Choix de la santé de l’animal, conditions rituelles pour certains
animaux : implique que l’animal ait été élevé dans des fermes
surveillées par les prêtres.
Procession.
Faire arriver l’animal au lieu de la mise à mort, conduit par les aides.
Cortège. Animal nettoyé et orné (cornes dorées pour les bovins).
Époque impériale, objet de terre cuite peinte entre les cornes.
Bandelettes pour décorer l’animal, censé être content du
sacrifice. Si l’animal s’enfuyait, on ne pouvait plus le sacrifier.
Parcourir les rues de Rome pour informer la population.
Sacrifices nombreux et réguliers. Les collèges de prêtres
devaient avoir des élevages, pour satisfaire aux conditions rituelles.
Champs (des) flamines. Prata Flamina
Bovin décoré par un manteau (dorsale). Époque républicaine :
panneau pour indiquer le motif du sacrifice et le dieu concerné.

Déroulement du sacrifice même :


- praefatio, offrande augurale de vin et d’encens. Le vin est la
reconnaissance de la souveraineté des dieux (« boisson de
souveraineté »). L’encens est la reconnaissance de l’immortalité
divine, souvent importé par les marchands phéniciens. Salutation
respectueuse à l’attention des dieux, se signaler à l’attention des
dieux.
- immolatio. Verser sur l’animal de la « mola salsa ». Une farine
sacrée, fabriquée par les Vestales.
Consécration de la victime, passage du domaine
humain/terrestre au domaine divin. Quelques gouttes de vin sur
le front de l’animal : propriété divine. Passage rapide du couteau sur
le dos de l’animal pour annoncer le sacrifice.

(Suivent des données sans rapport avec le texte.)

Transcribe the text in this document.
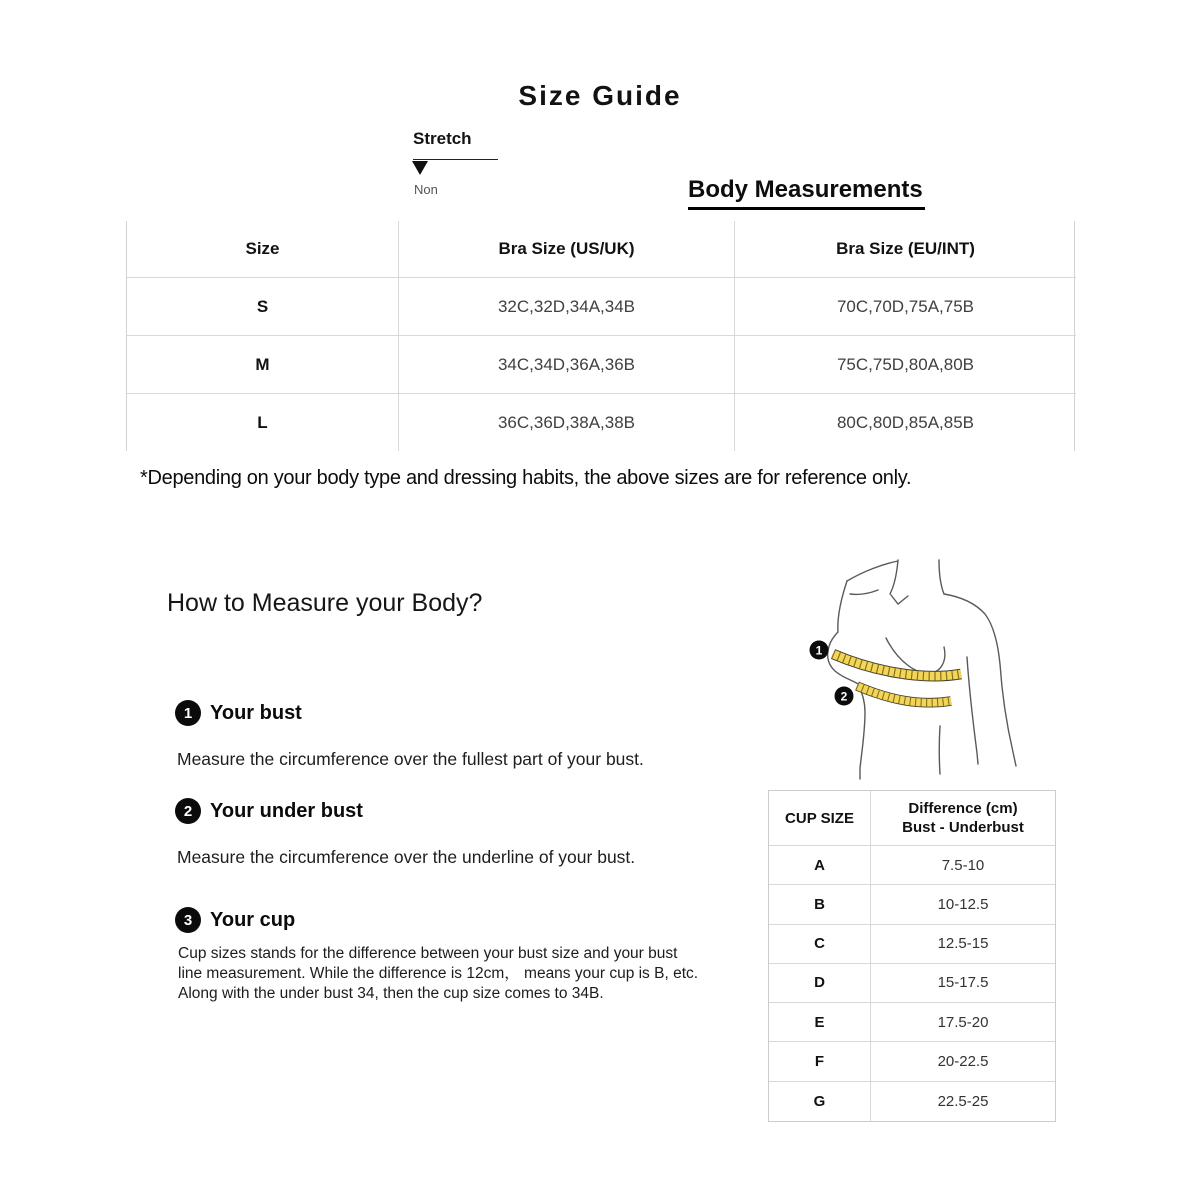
Size Guide
Stretch
Non	Body Measurements
Size	Bra Size (US/UK)	Bra Size (EU/INT)
S	32C,32D,34A,34B	70C,70D,75A,75B
M	34C,34D,36A,36B	75C,75D,80A,80B
L	36C,36D,38A,38B	80C,80D,85A,85B
*Depending on your body type and dressing habits, the above sizes are for reference only.
How to Measure your Body?
1 Your bust
Measure the circumference over the fullest part of your bust.
2 Your under bust
Measure the circumference over the underline of your bust.
3 Your cup
Cup sizes stands for the difference between your bust size and your bust
line measurement. While the difference is 12cm， means your cup is B, etc.
Along with the under bust 34, then the cup size comes to 34B.
1
2
CUP SIZE
Difference (cm)
Bust - Underbust
A	7.5-10
B	10-12.5
C	12.5-15
D	15-17.5
E	17.5-20
F	20-22.5
G	22.5-25
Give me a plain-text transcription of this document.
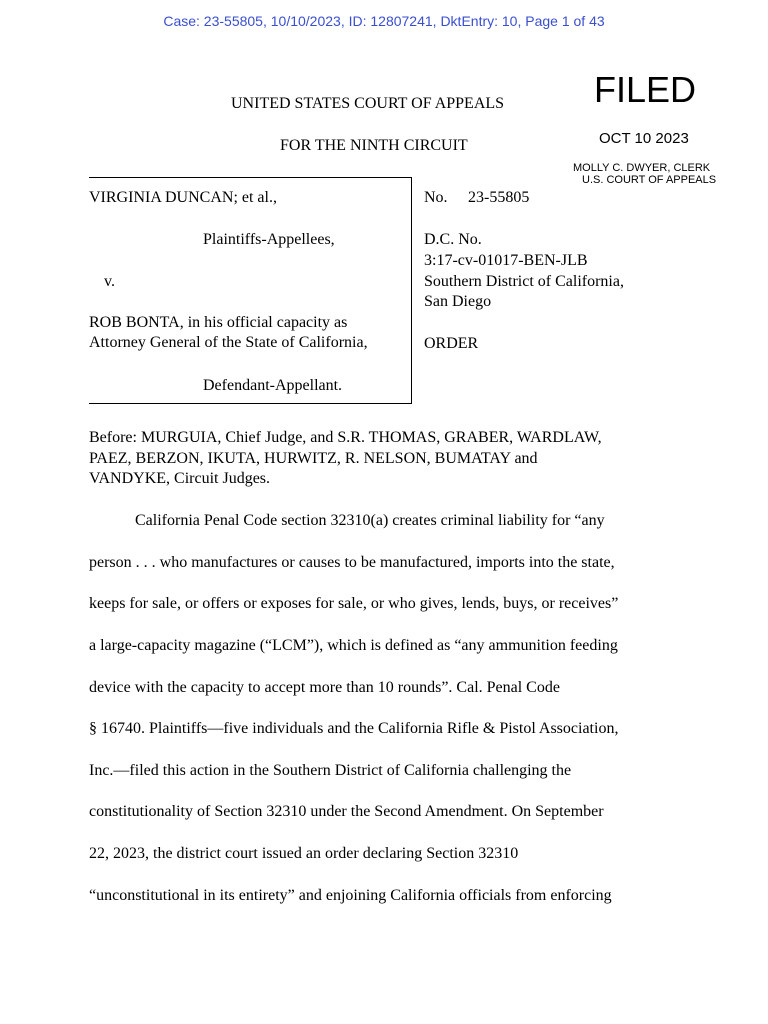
Case: 23-55805, 10/10/2023, ID: 12807241, DktEntry: 10, Page 1 of 43
UNITED STATES COURT OF APPEALS
FOR THE NINTH CIRCUIT
FILED
OCT 10 2023
MOLLY C. DWYER, CLERK
U.S. COURT OF APPEALS
VIRGINIA DUNCAN; et al.,
Plaintiffs-Appellees,
v.
ROB BONTA, in his official capacity as
Attorney General of the State of California,
Defendant-Appellant.
No. 23-55805
D.C. No.
3:17-cv-01017-BEN-JLB
Southern District of California,
San Diego
ORDER
Before: MURGUIA, Chief Judge, and S.R. THOMAS, GRABER, WARDLAW,
PAEZ, BERZON, IKUTA, HURWITZ, R. NELSON, BUMATAY and
VANDYKE, Circuit Judges.
California Penal Code section 32310(a) creates criminal liability for “any
person . . . who manufactures or causes to be manufactured, imports into the state,
keeps for sale, or offers or exposes for sale, or who gives, lends, buys, or receives”
a large-capacity magazine (“LCM”), which is defined as “any ammunition feeding
device with the capacity to accept more than 10 rounds”. Cal. Penal Code
§ 16740. Plaintiffs—five individuals and the California Rifle & Pistol Association,
Inc.—filed this action in the Southern District of California challenging the
constitutionality of Section 32310 under the Second Amendment. On September
22, 2023, the district court issued an order declaring Section 32310
“unconstitutional in its entirety” and enjoining California officials from enforcing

Moment liturgique fort, par métonymie, définit le sacrifice, car pas
de termes pour la mise à mort.
- mise à mort, réalisée par un esclave. Assomme, puis égorge. +
precatio, prière à haute voix.
- litatio, vérification de l’acceptation du sacrifice par la divinité
grâce à l’examen du foie de la victime, réalisée par un prêtre
d’origine étrusque, l’haruspice (en Étrurie, fonction divinatoire).
> usque ad litationem, jusqu’à l’acceptation.
- partage sacrificiel. Viscères aux dieux, chair aux humains
(l’inverse chez les Grecs). Offrandes cuisinées, cuisine du sacrifice.
Autour des sanctuaires romains, bâtiment pour réaliser cette
cuisine. Trépieds en bronze portatifs sur lesquels on fait cuire les
viscères.
- le sacrifice doit aboutir à un banquet sacrificiel.
Repas partagé entre mortels et immortels. Les dieux sont « servis »
en premiers. Distinction entre ce qui est « sacer », les entrailles, les
exta. Propriétés de la divinité. Et le reste, profanum (devant le
temple, fanum, i non construit). Distinction essentielle car établit
une hiérarchie importante, de respect et de bienveillance.
Parallèle de la relation entre citoyens et magistrats (gens auxquelles
il faut manifester du respect) et entre patrons et clients.